The Sugar Importers' Association of South Africa chairperson Chrisjan Engelbrecht says consumers pay almost double the imported, landed price.
Engelbrecht says the landed cost of a ton of sugar, based on the London spot price, is about R5500. However, tariff protection and duties add another R4018 to the price per ton on an import parity basis.
“These kinds of price controls were taken out of the agricultural sector many years ago.
"It has meant the price of sugar has remained artificially high for years. For reasons we don't know, the industry is protected by the Sugar Act. The DTI has promised to change the act for many years, but it never gets done.”
Last August, the government, with the International Trade Administration Commission, increased the dollar-based reference tariff 20percent to $680 per ton from $566 per ton.
A month later, according to a Tongaat Hulett result presentation, local sugar prices increased by 19.5percent following this increase in protection.

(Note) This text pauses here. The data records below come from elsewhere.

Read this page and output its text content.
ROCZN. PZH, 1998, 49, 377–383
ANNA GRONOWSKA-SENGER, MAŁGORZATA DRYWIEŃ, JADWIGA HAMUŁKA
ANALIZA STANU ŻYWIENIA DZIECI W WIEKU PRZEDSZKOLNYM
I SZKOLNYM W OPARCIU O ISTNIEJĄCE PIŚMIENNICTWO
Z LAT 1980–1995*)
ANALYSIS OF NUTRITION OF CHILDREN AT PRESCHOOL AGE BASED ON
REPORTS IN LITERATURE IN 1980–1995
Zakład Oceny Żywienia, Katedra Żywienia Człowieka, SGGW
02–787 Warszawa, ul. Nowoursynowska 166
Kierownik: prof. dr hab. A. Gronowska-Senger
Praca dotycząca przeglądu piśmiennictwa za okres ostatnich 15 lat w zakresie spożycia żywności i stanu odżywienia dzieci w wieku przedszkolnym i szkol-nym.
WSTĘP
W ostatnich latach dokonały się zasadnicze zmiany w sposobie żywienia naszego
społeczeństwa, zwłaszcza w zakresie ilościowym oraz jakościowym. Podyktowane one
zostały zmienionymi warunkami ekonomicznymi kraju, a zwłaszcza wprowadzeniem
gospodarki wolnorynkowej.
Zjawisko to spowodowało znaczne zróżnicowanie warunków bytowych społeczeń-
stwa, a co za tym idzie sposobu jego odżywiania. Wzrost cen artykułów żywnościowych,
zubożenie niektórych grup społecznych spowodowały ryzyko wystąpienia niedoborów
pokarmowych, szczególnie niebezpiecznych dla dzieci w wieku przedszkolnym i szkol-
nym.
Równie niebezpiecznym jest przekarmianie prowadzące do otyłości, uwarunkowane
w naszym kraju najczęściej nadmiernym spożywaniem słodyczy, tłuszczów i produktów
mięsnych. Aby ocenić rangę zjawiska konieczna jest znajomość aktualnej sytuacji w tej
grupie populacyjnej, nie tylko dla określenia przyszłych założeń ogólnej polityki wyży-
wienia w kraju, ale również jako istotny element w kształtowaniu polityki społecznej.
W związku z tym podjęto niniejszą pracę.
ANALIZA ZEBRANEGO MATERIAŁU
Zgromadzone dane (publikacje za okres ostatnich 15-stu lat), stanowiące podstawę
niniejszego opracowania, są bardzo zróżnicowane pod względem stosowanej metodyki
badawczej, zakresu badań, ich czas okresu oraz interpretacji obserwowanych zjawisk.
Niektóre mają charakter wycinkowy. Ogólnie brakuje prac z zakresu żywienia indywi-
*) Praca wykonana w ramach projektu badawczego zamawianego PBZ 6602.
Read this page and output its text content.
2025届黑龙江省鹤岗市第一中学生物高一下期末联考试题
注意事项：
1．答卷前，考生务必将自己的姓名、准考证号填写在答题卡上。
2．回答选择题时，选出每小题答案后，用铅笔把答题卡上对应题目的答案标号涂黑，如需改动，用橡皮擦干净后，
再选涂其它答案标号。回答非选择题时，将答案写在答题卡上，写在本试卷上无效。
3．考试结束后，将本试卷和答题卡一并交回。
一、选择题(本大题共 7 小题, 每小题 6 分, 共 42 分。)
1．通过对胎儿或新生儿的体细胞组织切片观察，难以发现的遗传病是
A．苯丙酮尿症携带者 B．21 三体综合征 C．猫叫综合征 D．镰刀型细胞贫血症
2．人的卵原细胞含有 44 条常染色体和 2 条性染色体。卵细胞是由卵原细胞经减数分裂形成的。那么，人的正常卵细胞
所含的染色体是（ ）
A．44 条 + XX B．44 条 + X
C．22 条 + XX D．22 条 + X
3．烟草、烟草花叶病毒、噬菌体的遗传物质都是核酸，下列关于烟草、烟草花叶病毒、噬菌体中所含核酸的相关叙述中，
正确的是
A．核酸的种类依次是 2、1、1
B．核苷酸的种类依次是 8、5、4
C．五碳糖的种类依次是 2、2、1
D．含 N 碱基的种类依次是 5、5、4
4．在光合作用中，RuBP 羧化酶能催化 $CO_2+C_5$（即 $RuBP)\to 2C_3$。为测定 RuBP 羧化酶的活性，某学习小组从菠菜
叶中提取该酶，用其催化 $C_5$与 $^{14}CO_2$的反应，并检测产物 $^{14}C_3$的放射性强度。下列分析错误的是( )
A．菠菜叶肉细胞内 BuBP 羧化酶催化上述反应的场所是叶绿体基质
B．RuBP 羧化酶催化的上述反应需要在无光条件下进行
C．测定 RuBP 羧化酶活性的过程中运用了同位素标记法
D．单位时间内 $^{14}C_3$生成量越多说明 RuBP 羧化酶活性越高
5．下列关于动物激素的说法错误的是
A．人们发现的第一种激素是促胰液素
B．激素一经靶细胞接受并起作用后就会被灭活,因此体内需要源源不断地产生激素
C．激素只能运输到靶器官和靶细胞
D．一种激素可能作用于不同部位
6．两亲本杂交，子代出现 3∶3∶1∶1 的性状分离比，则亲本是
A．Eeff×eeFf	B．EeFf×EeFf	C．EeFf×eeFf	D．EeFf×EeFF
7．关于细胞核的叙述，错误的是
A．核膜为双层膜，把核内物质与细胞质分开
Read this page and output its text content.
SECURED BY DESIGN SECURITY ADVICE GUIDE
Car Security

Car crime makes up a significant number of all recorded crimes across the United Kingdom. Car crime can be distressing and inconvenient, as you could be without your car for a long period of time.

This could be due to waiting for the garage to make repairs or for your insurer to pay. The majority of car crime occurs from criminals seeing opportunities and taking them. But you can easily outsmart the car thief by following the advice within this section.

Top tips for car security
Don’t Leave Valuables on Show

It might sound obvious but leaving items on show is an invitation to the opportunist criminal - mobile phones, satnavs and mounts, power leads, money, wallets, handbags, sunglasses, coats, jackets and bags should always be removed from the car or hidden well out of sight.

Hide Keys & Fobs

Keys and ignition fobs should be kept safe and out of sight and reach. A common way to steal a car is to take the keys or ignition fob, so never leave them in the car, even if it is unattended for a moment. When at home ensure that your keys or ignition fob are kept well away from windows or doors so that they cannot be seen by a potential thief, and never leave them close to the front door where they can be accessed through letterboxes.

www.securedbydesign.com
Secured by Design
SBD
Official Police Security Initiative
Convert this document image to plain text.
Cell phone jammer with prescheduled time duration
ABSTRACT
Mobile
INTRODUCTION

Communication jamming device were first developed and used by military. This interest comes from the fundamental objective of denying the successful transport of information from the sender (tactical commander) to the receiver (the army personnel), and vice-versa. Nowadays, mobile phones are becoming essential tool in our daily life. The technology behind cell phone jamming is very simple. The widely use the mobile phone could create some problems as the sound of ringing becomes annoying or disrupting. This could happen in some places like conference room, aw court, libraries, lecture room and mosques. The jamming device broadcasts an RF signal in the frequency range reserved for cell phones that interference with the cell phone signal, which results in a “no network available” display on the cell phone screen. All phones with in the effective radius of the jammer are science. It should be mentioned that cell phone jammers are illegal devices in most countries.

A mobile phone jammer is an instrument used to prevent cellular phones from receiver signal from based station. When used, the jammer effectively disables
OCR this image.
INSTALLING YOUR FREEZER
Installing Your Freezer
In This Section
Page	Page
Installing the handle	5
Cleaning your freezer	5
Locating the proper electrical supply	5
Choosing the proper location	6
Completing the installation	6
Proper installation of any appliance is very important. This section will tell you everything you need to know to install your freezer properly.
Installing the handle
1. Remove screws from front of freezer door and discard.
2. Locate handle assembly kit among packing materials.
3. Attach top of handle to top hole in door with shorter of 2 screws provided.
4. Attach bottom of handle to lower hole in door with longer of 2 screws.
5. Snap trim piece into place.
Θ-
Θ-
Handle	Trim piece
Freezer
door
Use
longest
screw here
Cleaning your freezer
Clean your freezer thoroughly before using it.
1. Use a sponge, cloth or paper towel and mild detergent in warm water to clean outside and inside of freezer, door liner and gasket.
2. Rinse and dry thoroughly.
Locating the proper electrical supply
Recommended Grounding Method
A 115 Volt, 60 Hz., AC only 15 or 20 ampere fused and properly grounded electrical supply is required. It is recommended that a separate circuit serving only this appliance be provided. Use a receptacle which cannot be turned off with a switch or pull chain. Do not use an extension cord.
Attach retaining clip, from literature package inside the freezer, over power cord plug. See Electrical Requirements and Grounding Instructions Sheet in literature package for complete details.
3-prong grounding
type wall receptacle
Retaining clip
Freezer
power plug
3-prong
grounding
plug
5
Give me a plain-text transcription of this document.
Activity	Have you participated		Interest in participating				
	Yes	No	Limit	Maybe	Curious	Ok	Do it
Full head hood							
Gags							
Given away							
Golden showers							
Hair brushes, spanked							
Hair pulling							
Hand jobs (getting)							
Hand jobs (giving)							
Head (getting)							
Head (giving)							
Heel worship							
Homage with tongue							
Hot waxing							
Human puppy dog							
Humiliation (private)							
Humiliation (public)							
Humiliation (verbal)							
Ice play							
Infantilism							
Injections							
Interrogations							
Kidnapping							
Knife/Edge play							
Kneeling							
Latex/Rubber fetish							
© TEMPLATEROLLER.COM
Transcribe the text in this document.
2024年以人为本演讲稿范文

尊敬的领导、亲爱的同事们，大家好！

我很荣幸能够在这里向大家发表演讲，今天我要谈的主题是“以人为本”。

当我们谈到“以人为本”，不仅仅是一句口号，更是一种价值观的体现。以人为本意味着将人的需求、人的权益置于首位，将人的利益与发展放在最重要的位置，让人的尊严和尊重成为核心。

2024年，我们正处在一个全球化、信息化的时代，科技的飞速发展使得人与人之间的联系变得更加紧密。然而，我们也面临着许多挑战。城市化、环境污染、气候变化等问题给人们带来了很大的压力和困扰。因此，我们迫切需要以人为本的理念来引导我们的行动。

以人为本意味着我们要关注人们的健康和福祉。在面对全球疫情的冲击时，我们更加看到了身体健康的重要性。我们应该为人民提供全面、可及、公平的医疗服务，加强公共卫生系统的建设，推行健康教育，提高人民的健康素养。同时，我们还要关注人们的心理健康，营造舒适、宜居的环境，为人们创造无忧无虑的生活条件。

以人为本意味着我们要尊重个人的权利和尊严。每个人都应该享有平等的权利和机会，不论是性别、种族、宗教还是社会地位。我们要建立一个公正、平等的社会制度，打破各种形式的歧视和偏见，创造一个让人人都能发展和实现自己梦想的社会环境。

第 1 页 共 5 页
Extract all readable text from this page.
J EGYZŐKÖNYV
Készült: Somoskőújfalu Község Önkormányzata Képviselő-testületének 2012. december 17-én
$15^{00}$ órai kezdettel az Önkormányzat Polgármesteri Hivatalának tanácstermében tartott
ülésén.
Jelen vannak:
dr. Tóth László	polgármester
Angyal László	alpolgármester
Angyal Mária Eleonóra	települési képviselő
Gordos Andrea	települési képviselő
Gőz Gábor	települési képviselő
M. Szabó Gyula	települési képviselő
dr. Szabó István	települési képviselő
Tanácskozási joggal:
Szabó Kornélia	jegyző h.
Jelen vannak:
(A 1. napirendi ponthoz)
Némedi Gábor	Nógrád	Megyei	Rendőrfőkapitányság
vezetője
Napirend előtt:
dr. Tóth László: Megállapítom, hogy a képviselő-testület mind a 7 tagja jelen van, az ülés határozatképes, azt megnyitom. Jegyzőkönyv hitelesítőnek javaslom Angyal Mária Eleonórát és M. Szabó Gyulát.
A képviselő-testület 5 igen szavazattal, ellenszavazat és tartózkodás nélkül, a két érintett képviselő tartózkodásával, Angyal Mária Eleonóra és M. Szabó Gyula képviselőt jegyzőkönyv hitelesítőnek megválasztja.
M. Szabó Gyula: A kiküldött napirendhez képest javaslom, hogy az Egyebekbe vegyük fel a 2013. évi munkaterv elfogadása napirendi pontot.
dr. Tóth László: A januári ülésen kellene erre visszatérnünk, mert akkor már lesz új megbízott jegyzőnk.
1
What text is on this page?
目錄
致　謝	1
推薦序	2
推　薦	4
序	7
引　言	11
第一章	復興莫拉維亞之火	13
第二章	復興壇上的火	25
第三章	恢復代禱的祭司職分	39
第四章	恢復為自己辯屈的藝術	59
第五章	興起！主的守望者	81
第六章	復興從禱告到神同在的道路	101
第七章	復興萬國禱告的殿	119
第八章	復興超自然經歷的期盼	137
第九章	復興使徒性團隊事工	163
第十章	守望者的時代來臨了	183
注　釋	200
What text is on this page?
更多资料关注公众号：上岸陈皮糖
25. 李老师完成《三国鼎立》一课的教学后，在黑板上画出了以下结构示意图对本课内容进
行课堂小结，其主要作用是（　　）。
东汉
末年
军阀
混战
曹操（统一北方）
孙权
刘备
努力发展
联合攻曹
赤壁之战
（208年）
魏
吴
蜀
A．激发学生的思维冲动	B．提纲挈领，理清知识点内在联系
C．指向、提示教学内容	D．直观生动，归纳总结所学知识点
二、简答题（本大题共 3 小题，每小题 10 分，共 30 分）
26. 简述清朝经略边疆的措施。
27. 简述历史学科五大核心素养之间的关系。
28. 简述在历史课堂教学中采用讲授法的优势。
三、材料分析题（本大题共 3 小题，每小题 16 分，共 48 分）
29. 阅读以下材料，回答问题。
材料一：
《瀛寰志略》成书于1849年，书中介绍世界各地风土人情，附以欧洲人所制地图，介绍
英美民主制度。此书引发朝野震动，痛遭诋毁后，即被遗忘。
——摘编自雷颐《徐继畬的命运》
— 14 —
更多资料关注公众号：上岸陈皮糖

At the time, the South Africa Sugar Association (Sasa) said the protection was necessary because all the other major sugar producing countries impose high import mechanisms to protect their industries.
“The world price is a dumped price it has no relation to the cost of production,” Sasa said, arguing that the financial viability of the local industry was in such a bad state, due in part to drought, that the increased protection would in any case only be likely to provide some short term financial relief for farmers and sugar mills.
Sasa executive director Trix Trickam said world markets were heavily distorted due to subsidies and incentives, which results in significant over production globally, and the price at which sugar traded was far below any country's cost of production - “it is not reflective of a competitive market price”.
Engelbrecht agrees that most major sugar producing countries support their industries, but the difference, he says, is that for example, sugar prices in India and Brazil, two of the world's largest producers, come very close to world prices in spite of the protection.
Another reason that Sasa gave in its submission for the need to keep the sugar industry protected from cheaper imports was potential job losses. There are about 22500 sugar farmers and the local industry supports 85000 direct and 350000 indirect jobs.
However, says Engelbrecht, saving jobs was not a reason to force consumers to pay extraordinarily high prices. He says sugar farmers should instead have diversified from unprofitable crops many years ago, which would have sustained employment levels.
Trickam says the criticism of protection is inaccurate.
“Mozambique has a much higher reference price for refined sugar versus South Africa. In addition, South Africa has limited or no access to a number of key destinations for sugar. South Africa has limited quotas into the EU and US and enjoys no other preferential access to key consumer countries such as China and Indonesia.
“The large proportion of South African exports are sold at a significant loss due to market distortions,” he says.